“But that is being revengeful, my dear child. And so short-sighted, too. You don’t change people’s hearts by making them suffer. You harm yourself as well as them.”

“I do not think we want to change their hearts.” Alix, all unversed in these large subjects as she was, felt herself impelled to make the answer so obvious to every French mind. “I do not think we care about their hearts. When a bad man is guillotined, it is sufficient that his head should be gone. His heart does not concern us.”

Giles at this laughed loudly and Aunt Bella’s eye-glassed gaze turned to glitter reprobation at him. “She doesn’t know what she’s saying, Giles. She is too young to have followed or understood the lamentable policy of her country. You really shouldn’t encourage her.”

“But it seems to me she has been following. She’s made the only honest answer. Have you heard people talking about it a good deal, Alix?”

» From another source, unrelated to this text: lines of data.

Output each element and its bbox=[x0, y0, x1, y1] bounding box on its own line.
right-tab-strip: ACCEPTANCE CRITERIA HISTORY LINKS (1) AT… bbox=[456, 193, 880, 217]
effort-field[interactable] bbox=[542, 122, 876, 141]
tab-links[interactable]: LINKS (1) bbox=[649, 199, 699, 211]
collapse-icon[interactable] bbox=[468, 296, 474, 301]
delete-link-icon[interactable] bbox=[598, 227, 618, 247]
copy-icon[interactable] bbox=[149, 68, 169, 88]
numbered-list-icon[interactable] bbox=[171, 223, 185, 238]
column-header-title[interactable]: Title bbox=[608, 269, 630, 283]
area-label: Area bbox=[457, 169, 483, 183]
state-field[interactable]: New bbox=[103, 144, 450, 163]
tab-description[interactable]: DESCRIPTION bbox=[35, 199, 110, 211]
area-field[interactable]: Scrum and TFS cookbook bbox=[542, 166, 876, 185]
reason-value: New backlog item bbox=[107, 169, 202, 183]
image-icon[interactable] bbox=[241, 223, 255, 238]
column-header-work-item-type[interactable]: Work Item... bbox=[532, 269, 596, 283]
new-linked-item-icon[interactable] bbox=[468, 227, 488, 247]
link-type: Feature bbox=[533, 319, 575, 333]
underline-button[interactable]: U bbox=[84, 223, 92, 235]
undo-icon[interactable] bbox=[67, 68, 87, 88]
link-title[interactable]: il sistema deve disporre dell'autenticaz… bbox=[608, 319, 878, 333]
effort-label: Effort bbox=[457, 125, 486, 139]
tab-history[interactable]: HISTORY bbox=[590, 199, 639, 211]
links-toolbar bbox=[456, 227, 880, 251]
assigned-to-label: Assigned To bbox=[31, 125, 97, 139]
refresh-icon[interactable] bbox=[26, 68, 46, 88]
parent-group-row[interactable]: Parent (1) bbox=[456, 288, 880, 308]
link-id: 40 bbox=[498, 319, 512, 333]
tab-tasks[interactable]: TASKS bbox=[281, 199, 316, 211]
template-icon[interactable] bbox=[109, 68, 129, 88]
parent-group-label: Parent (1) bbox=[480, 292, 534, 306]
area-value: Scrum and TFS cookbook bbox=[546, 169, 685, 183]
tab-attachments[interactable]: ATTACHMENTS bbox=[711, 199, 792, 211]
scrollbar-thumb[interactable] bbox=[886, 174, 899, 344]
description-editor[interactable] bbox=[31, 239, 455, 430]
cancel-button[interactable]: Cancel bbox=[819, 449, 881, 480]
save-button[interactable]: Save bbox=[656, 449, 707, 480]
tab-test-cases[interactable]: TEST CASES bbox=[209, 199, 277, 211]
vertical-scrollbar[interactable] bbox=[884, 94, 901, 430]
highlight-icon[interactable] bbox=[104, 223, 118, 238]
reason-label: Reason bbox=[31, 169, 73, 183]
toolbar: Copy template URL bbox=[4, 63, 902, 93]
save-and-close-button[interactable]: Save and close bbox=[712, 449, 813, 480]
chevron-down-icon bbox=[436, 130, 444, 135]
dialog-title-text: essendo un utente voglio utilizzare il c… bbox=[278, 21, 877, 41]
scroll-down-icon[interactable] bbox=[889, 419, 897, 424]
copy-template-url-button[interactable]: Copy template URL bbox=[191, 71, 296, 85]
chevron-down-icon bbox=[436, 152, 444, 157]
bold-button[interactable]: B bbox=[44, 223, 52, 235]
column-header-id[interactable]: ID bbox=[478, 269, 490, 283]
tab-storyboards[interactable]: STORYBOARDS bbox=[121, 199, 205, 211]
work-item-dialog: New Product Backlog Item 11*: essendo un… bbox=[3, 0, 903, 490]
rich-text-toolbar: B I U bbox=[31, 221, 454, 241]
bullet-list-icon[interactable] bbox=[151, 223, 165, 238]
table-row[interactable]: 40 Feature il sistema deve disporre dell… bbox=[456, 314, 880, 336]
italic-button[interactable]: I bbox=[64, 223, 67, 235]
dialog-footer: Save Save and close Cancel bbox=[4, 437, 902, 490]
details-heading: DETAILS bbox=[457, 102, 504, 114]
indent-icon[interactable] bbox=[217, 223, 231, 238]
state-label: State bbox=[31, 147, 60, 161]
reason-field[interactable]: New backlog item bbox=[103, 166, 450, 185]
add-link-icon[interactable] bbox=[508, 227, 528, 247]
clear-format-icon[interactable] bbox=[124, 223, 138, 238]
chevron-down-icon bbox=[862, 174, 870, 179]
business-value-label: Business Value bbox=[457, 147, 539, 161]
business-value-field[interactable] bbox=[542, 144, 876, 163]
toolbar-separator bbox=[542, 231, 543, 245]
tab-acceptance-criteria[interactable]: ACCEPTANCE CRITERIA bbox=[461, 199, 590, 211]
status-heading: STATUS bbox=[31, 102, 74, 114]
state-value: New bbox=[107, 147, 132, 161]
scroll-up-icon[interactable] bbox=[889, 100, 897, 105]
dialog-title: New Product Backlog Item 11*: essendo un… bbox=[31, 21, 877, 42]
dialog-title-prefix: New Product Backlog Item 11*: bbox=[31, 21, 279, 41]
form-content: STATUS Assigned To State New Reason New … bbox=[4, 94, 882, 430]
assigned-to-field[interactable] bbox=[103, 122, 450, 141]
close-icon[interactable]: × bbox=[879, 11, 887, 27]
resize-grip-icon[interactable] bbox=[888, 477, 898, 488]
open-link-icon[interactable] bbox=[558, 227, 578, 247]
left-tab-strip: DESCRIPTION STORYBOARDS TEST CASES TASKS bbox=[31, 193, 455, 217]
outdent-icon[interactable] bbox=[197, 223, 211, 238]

She did not mind his mirth or Aunt Bella’s reprobation. She did not care at all what they thought about France. How could one expect even English friends really to understand? “I have heard people talk at Maman’s,” she said.

Blaise was on a chair beside her eating an excellent dinner, and Giles, still laughing, said: “Do you know what he looks like? A Boche baby. There was one born in a village we occupied after the Germans had been there for two years. It was the funniest, jolliest little fellow; but awfully ugly; with a face just like that.”

“But it was half French, I imagine,” said Alix dryly.

“Certainly half French, I regret to say. But he looked all German. And I’m sure that if you’d had to take care of him you’d have been as kind to him as you are to your kitten.”

“I do not care for babies,” Alix objected.

“You’d have been kind to him all the same. You wouldn’t have wanted to see his head cut off.”